Using an App-Based Token Economy to Increase Engagement in Daily Living and Vocational Tasks With Adults With Developmental Disabilities
|LYDIA A BEAHM (Virginia Institute of Autism), Einar T. Ingvarsson (Virginia Institute of Autism), Noelle Arico Funk (Virginia Institute of Autism), Lauren Haskins (Virginia Institute of Autism), Jake Frazier (Virginia Institute of Autism, Florida Institute of Technology)
The token economy intervention is an evidence-based practice that improves outcomes across populations, settings, and behaviors. Nonetheless, their complex nature frequently leads to ineffective implementation. Additionally, little is known about the extent to which token economies are effective for increasing engagement in adults with disabilities. Therefore, we conducted a multiple probe across participants study to evaluate the effectiveness of an app-based token economy to increase engagement with daily living and vocational tasks in adults with disabilities. All participants increased their engagement with tasks following the introduction of the intervention. However, social validity results indicate that staff members found some components of the interventions challenging to implement.

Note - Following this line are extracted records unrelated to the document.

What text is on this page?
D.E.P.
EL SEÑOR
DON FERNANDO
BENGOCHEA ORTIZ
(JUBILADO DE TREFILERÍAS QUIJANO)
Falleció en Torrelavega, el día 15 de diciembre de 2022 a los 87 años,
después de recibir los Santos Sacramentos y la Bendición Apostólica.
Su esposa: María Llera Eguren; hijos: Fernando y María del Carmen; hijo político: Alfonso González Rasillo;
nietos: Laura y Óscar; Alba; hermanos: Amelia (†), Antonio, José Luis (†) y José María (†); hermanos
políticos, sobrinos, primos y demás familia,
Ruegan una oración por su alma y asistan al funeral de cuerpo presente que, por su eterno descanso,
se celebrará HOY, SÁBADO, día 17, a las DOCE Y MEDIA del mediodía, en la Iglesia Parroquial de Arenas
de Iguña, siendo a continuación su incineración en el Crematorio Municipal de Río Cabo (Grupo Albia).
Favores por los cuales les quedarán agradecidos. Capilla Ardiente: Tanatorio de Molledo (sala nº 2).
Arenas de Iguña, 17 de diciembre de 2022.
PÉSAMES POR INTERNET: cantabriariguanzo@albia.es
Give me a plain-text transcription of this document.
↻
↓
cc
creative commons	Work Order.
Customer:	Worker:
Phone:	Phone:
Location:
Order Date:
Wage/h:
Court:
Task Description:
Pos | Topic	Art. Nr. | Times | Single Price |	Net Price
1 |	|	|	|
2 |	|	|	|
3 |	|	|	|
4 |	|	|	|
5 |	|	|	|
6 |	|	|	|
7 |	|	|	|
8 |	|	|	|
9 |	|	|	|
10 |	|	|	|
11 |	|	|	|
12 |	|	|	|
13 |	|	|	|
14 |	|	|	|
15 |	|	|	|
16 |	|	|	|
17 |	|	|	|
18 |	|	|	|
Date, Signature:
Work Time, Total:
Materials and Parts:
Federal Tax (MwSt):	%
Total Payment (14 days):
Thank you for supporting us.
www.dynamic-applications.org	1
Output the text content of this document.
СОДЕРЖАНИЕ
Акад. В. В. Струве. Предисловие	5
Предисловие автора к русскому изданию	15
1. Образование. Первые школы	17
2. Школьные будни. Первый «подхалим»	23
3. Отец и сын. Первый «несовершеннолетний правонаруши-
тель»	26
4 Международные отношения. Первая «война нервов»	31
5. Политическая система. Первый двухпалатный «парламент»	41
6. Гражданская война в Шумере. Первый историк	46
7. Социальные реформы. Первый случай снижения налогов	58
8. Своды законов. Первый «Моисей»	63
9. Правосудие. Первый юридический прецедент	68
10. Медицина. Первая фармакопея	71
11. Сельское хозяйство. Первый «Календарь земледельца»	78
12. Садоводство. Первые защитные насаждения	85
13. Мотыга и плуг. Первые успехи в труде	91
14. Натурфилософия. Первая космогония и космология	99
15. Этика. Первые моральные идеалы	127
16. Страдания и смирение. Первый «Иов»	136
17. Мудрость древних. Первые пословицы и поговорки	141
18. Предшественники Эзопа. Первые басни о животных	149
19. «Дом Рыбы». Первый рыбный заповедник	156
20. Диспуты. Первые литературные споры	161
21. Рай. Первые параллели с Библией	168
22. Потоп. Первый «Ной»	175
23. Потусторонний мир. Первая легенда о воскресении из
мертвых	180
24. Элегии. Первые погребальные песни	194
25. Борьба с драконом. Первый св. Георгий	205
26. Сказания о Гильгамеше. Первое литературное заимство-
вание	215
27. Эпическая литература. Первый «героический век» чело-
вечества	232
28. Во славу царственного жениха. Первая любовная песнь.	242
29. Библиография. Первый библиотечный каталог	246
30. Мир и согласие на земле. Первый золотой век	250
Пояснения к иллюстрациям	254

Using Behavioral Skills Training to Teach Interview Skills to Adolescents and Adults With Developmental Disabilities
|KIMBERLY JAMES-KELLY (Child Study Center at Cook Children's), Tracie B. Mann (Child Study Center at Cook Children's)
Adults with developmental disabilities are underemployed compared to their typically developing counterparts. Teaching adolescents and young adults with disabilities interview skills is an important first step toward securing employment. There are data to suggest that behavioral skills training (BST) is effective in this endeavor, but more are needed. We taught adolescents and adults with developmental disabilities to respond to a set of commonly asked interview questions using BST. Correct responding included an appropriate, on-topic answer and appropriate body language. We used a multiple probe design across question categories to evaluate the effects of BST on responding to taught questions. We also measured the extent to which the effects generalized to untaught but similar questions, and to different interview formats (phone and Zoom interviews). Preliminary findings indicate BST is effective in improving interview skills across response components and facilitates some degree of generalization.